Intramolecular BRET in LumiFluors drives fluorophore excitation/emission and is essential for sensitive in vivo imaging. A, comparison of catalytically inactive GpNLuc-Y67A and GpNLuc-Y67C mutants, as well as the red-shifted LSSmOrange-NLuc (OgNLuc) fusion, to either GpNLuc or NanoLuc alone. HEK293T cells were transfected with equal concentrations of each respective retroviral construct and luciferase assays were performed 24 hr post-transfection (n = 3; mean ± s.e.m.). B, flow cytometric analysis of Eμ-Myc mouse lymphoma cells, along with serially passaged Eμ-Myc lymphoma cells engineered to express NanoLuc, GpNLuc, GpNLuc-Y67A, GpNLuc-Y67C, GpNLuc-T66G or OgNLuc, confirmed effects of mutagenesis on the fluorescence excitation capacity of NanoLuc on eGFP and on LSSmOrange. C, allografts of Eμ-Myc mouse lymphoma cells expressing either NanoLuc, GpNLuc, GpNLuc-Y67C, or OgNLuc (1 × 10⁶) were injected i.v. into syngeneic Albino C57Bl/6 recipient mice (n = 3). Furimazine was injected i.v. and ventral bioluminescence images (BLI) were captured on day 7 post-transplantation (lens aperture = f/1; image exposure time: NanoLuc = 25 seconds, GpNLuc = 6 seconds, GpNLucY67C = 40 seconds, or OgNLuc = 3 seconds; binning = 8; field of view = 22.6 cm; and emission set to open filter).

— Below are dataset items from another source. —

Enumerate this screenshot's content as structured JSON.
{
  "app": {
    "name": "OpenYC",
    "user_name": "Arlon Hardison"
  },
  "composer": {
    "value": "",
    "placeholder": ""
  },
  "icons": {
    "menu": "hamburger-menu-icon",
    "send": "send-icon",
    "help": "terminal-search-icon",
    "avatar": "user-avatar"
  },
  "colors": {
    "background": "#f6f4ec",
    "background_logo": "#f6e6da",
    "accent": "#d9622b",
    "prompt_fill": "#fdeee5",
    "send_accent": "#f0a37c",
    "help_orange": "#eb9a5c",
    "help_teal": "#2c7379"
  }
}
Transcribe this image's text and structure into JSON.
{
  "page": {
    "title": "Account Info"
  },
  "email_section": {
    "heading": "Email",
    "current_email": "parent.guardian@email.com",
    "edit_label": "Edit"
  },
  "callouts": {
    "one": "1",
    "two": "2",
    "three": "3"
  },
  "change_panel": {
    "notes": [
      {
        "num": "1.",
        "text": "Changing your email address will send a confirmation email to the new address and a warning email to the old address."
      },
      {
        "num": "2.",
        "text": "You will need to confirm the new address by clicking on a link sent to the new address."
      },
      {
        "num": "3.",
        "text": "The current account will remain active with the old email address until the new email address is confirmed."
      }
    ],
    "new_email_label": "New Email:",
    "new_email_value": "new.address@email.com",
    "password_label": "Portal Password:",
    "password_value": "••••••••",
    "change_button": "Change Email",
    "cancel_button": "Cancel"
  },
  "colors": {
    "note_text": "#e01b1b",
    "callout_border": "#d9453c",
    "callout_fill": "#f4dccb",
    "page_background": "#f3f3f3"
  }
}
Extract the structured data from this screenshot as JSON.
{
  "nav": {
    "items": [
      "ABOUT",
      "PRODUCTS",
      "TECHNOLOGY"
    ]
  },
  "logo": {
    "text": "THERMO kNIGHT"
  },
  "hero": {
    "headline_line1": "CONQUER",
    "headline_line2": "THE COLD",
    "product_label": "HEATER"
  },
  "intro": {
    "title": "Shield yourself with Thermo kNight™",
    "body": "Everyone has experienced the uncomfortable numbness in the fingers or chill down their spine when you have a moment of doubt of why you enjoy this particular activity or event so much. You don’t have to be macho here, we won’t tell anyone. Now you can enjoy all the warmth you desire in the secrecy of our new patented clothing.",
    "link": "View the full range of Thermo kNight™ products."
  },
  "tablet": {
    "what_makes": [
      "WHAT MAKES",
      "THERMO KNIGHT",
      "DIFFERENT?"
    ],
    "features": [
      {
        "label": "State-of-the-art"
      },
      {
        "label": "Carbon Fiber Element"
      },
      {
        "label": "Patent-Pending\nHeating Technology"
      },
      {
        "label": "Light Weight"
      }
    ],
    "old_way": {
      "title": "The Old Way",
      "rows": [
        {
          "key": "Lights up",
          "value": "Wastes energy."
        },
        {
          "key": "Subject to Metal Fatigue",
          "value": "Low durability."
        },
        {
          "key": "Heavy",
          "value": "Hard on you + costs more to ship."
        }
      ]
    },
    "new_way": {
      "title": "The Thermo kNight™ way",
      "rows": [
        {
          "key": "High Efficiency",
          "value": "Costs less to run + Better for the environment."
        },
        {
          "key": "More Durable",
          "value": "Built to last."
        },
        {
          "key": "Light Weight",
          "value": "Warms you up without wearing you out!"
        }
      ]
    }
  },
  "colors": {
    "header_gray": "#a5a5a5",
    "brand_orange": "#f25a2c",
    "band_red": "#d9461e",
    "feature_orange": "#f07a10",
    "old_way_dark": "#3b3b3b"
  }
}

D, model comparing and contrasting conventional in vivo fluorescent imaging to new methods offered by GpNLuc and OgNLuc LumiFluor reporters. Ectopic excitation of fluorescent reporters in vivo results in significant autofluorescence whereas local excitation of fluorophores by intramolecular energy transfer from a fused NanoLuc partner prevents global autofluorescence and augments overall signal output and detection.